I recently spent two wonderful weeks with my mom, Marguerite, including some time in Siesta Key, Florida, where we watched the waves roll in while eating oysters and Key lime pie. We laughed a lot. Although my mom is 82 and I’m 51, she jokes that we’re practically best friends.
I can’t imagine a better one. My mom is mentally sharp, a great cook, up on all the news, a voracious reader and loads of fun to be with. With Mother’s Day coming up, it got me thinking about what she has taught me about money and work over the years. Her counsel has helped me both professionally, as a writer about work and personal finance, and personally in my day-to-day life.Here are her four greatest lessons. Thanks, Mom!
1. Believe there’s nothing you can’t do and go for it. I owe a large measure of my professional confidence to Mom. She worked in advertising and public relations before quitting in 1956 to raise four kids. “All of my college friends had careers,” she says. “We never thought we couldn’t compete with men.”Neither did I. At age 21, I announced to my parents that I was determined to get a job at Forbes magazine (Dad’s favorite) in New York City, even though there were few women in financial journalism back then. I hadn’t studied journalism in college — Duke didn’t offer it in the curriculum. My writing “clips” were from college publications or equestrian magazines. (Horses have been my passion since I was 6.) And our family didn’t know any journalists.

But there was no pushback from Mom or Dad. In fact, after I graduated, began pitching freelance articles and landed some assignments, Mom lent a hand by proofreading some of my pieces. I also bounced story ideas off her. I knew I needed to build up my portfolio and expertise before I had a shot at getting in the door at Forbes. 

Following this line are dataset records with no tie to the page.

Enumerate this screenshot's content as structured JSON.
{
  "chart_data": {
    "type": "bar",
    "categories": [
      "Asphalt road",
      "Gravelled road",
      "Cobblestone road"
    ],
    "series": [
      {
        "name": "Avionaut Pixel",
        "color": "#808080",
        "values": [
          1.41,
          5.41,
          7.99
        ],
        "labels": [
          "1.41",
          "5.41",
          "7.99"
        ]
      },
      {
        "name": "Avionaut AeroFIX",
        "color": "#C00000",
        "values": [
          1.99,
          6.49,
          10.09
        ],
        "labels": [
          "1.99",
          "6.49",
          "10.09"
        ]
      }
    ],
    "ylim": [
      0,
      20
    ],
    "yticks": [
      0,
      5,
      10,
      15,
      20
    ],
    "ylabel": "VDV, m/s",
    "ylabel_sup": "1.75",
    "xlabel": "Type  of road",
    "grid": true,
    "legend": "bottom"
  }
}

In time, I was freelancing for Business WeekAdvertising Age and The Pittsburgh Business Times. I even profiled ballerinas for In Pittsburgh, an alternative newspaper, though I knew nothing about dance.

When I felt I had enough ammunition, I sent my resumé and clips to the chief of reporters at Forbes. Score! I landed that Forbes position in the Big Apple. Mom had never doubted that I’d make it there. What a gift to give your kid self-confidence and a dollop of chutzpah.

2. Shop from a grocery list. Mom paid the bills in our household when I was growing up, so she knew more than a little about money management. She never shopped for groceries without a list — and still doesn’t. To her, this discipline was a no-brainer: It saved money by helping her keep tight control over her supermarket spending.

From the time we were children, she would actually phone in her weekly order to the local grocer, who would either deliver it or have it ready for pick-up.

I follow this shopping list regime for my husband Cliff and myself, and I estimate it helps me save at least $1,000 a year. But — sorry, Mom — I do walk the supermarket aisles. And, from time to time, I’ve been known to scoop up a bag of Double Stuf Oreos that wasn’t on my list.

3. Let your husband or partner do the shopping if your mate is a bargain hunter. OK, Mom lucked out here. My dad, Jack, who died four years ago, was the owner and CEO of a management consulting and executive search firm, but he also loved to shop. He was good at finding bargains, too. Mom actually hates to shop, even for clothes, so this worked out well.

Since how money gets spent is the issue couples fight about most often, this arrangement made for a happy marriage. I honestly never saw or heard my parents fight about finances.

I am not crazy about shopping either, but I’m lucky to have a husband who doesn’t mind doing it. He’ll patiently hunt down the lowest airfares and hotel rates or buy a new clothes dryer if we need one. From time to time, he even purchases clothes for me — usually with more upscale labels than those I’d buy for myself. Of course, he always waits for a sale. Win-Win.

4. Earn more to spend more. When Dad would announce he wanted to buy something expensive, like a new Cadillac, Mom would say: “Jack, you’ll just have to find a way to earn more,” and she’d laugh.

Well, truth is, I often try to use Mom’s rule myself. If there’s something extra I know I want to spend money on — like a trip to Ireland to visit my niece Caitlin, who’ll be studying in Galway — I immediately think about how many more assignments I’d need to pay for it without dipping into savings. Then I go out and get them.

That kind of motivation will make my Irish eyes smile — Mom’s too, if she decides to join me on that trip to the Emerald Isle. I hope she does.